SWATH-MS-Based Proteomics Reveals the Regulatory Metabolism of Amaryllidaceae Alkaloids in Three Lycoris Species

Abstract

Alkaloids are a class of nitrogen-containing alkaline organic compounds found in nature, with significant biological activity, and are also important active ingredients in Chinese herbal medicine. Amaryllidaceae plants are rich in alkaloids, among which galanthamine, lycorine, and lycoramine are representative. Since the difficulty and high cost of synthesizing alkaloids have been the major obstacles in industrial production, particularly the molecular mechanism underlying alkaloid biosynthesis is largely unknown. Here, we determined the alkaloid content in Lycoris longituba, Lycoris incarnata, and Lycoris sprengeri, and performed a SWATH-MS (sequential window acquisition of all theoretical mass spectra)-based quantitative approach to detect proteome changes in the three Lycoris. A total of 2193 proteins were quantified, of which 720 proteins showed a difference in abundance between Ll and Ls, and 463 proteins showed a difference in abundance between Li and Ls. KEGG enrichment analysis revealed that differentially expressed proteins are distributed in specific biological processes including amino acid metabolism, starch, and sucrose metabolism, implicating a supportive role for Amaryllidaceae alkaloids metabolism in Lycoris. Furthermore, several key genes collectively known as OMT and NMT were identified, which are probably responsible for galanthamine biosynthesis. Interestingly, RNA processing-related proteins were also abundantly detected in alkaloid-rich Ll, suggesting that posttranscriptional regulation such as alternative splicing may contribute to the biosynthesis of Amaryllidaceae alkaloids. Taken together, our SWATH-MS-based proteomic investigation may reveal the differences in alkaloid contents at the protein levels, providing a comprehensive proteome reference for the regulatory metabolism of Amaryllidaceae alkaloids.

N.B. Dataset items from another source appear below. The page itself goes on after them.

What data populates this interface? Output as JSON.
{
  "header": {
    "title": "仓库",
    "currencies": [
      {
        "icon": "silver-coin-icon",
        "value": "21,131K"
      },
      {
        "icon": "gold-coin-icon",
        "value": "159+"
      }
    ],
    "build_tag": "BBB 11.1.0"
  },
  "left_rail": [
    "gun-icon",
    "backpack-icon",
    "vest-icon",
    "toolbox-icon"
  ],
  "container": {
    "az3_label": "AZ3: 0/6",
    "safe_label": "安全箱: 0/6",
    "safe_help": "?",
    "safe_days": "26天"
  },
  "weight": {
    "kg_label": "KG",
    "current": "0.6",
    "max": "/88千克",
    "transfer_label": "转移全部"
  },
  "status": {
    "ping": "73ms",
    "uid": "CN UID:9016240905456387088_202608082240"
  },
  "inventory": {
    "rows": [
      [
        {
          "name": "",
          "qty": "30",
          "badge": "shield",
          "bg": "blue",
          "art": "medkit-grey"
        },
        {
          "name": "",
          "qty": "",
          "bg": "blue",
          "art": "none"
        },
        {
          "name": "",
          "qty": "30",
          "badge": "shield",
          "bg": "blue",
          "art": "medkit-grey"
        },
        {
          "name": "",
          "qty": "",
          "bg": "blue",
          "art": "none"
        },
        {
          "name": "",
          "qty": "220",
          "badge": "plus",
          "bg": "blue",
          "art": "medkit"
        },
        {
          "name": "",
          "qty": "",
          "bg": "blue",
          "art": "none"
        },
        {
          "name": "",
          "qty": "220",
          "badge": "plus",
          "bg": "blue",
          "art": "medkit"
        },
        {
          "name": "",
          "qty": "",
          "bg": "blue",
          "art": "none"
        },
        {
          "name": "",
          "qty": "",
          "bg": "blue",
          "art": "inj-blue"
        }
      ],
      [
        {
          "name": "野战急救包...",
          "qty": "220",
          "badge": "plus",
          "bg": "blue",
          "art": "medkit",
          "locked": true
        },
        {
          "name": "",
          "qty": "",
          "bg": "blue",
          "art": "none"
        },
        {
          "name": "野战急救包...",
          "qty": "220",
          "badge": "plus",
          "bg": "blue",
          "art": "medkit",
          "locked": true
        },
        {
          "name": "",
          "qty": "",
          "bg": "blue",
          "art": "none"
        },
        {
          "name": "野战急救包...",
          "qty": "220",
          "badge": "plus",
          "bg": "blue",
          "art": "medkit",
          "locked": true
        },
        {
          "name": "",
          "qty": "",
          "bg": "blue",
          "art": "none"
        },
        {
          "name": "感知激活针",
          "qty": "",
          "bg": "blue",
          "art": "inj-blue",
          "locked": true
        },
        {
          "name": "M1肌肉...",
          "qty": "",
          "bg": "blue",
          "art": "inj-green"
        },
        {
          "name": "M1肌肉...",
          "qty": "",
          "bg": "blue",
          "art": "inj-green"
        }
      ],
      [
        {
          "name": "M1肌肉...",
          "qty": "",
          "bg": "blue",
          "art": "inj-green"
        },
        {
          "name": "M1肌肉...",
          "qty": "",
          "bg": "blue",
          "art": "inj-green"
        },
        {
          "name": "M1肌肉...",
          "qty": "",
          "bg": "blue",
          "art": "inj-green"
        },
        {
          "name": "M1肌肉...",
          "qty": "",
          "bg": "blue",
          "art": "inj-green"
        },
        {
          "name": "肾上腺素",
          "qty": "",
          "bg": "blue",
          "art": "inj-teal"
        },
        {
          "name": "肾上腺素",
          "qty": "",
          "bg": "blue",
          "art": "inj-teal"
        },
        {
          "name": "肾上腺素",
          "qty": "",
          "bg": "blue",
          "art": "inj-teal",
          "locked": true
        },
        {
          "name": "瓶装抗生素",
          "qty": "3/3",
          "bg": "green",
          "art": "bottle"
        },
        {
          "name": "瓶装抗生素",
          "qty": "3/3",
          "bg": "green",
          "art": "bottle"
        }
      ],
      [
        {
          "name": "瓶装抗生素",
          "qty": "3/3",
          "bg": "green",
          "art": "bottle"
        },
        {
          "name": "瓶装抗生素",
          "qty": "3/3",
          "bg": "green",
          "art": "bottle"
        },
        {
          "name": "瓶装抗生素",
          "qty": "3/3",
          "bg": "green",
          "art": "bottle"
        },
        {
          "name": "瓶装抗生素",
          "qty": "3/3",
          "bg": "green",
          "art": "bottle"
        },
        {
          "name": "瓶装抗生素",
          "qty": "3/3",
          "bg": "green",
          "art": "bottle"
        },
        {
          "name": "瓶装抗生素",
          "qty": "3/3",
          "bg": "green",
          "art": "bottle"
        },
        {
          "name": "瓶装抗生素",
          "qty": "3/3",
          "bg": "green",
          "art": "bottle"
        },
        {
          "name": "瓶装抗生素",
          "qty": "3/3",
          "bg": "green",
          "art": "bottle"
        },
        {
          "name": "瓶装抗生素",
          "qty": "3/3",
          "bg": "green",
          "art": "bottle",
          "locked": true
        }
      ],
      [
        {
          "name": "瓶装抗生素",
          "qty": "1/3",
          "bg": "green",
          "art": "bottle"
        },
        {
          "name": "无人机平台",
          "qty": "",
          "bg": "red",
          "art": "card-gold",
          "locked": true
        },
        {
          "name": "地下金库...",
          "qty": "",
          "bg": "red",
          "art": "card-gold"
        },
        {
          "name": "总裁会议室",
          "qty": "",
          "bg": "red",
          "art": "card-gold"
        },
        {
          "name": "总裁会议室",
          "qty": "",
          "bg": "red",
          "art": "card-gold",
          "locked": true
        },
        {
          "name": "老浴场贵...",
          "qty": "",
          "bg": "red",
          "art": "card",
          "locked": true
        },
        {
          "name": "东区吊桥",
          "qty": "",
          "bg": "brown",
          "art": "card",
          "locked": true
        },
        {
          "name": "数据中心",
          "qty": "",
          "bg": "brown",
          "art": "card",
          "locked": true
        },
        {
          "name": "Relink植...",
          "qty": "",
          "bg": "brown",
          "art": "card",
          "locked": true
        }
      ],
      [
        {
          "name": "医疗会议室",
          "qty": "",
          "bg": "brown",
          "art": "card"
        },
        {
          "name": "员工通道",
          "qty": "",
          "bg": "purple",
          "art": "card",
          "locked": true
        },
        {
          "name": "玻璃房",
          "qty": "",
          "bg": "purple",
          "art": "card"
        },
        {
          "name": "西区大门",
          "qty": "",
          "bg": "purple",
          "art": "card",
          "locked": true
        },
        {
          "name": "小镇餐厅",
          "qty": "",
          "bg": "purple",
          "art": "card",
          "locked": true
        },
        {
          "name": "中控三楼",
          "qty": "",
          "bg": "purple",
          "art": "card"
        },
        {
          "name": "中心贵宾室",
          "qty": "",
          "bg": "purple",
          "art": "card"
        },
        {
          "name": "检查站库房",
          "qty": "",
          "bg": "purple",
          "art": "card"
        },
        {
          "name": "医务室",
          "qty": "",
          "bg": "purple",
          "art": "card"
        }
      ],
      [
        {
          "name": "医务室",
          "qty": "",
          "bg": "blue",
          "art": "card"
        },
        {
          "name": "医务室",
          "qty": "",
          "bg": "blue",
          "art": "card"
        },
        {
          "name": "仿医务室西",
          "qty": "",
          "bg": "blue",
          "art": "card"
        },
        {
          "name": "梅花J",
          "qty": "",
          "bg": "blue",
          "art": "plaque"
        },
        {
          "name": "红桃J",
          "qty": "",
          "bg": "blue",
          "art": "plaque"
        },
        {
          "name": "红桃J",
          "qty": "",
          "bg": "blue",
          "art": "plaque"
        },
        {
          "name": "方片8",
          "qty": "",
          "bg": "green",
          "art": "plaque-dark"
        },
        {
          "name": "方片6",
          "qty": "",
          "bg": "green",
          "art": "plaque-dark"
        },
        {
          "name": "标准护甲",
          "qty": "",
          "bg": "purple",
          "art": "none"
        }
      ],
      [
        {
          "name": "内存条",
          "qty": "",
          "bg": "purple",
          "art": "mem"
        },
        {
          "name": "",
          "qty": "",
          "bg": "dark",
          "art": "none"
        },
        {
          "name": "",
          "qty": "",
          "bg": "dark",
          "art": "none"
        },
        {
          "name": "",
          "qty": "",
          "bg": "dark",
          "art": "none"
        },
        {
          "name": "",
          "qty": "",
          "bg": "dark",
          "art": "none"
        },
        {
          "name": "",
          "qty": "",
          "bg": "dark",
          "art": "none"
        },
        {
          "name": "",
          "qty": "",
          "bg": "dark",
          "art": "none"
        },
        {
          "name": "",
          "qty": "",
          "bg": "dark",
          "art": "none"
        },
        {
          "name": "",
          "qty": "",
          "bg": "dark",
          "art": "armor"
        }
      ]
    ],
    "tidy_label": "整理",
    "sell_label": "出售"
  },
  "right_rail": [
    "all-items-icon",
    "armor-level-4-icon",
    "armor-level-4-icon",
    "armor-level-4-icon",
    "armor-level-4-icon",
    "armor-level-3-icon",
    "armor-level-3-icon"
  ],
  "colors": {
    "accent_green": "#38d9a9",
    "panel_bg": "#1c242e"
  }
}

Keywords: Lycoris; SWATH-MS; alkaloids; galanthamine; metabolism.

Figure 1

Phenotype of samples and alkaloid contents of three kinds of Lycoris species. (A) The three kinds of plant materials: Lycoris longituba, Lycoris incarnata, and Lycoris sprengeri. They were collected from the Institute of Botany, Chinese Academy of Sciences, Jiangsu Province, China (32.05° N, 118.83° E) in late March when the leaves were growing vigorously (Bars = 3 cm). (B) The total content of three alkaloids in Lycoris longituba was the highest, whereas that in Lycoris sprengeri was the lowest.

Figure 2

The overview and functional classification by KEGG and MAPMAN BIN.of DEPs. (A) The volcano picture shows the distribution of differentially expressed proteins with different fold changes. (B) Venn diagram shows the number of differential proteins compared between the two groups. (C) KEGG pathway classification was performed on the differential proteins of the 2 groups and enriched in the top 10 pathways. Amino acid biosynthesis, starch, and sucrose metabolic pathways are significantly activated. (D) MAPMAN BIN categorization of DEPs; blue and red represent down-regulated and up-regulated proteins, respectively.

Figure 2

The overview and functional classification by KEGG and MAPMAN BIN.of DEPs. (A) The volcano picture shows the distribution of differentially expressed proteins with different fold changes. (B) Venn diagram shows the number of differential proteins compared between the two groups. (C) KEGG pathway classification was performed on the differential proteins of the 2 groups and enriched in the top 10 pathways. Amino acid biosynthesis, starch, and sucrose metabolic pathways are significantly activated. (D) MAPMAN BIN categorization of DEPs; blue and red represent down-regulated and up-regulated proteins, respectively.

Figure 3

Amino acid metabolism is closely related to the biosynthesis of Amaryllidaceae alkaloids in Lycoris. We detected a total of 38 differential proteins in the amino acid metabolism pathway. The highly expressed proteins were mainly concentrated in Ll, which was consistent with the actual detected trend of alkaloid content of the three varieties.

Figure 4

Candidate genes responsible for the biosynthesis of galanthamine in Lycoris. 189251_c7_g1.p1 and 175950_c0_g1.p1 and other genes upregulated in Ll, which provide the raw material for the biosynthesis of galanthamine, consistent with the highest galanthamine content in Ll.

Figure 5

Potenial pathways contribute to the biosynthesis of Amaryllidaceae alkaloids in Lycoris. (A) Some proteins were detected to be enriched in starch and sucrose metabolism pathways suggesting a reciprocal regulation between alkaloids and sugar metabolism. (B) In secondary metabolic pathways, the up-regulated 187456_c3_g1.p1 and 189251_c7_g1.p1 in Ll participate in the biosynthesis of sinapyl alcohol, resulting in an increase in the alkaloid raw material sinapyl alcohol. Eventually, this leads to a rise in alkaloid content.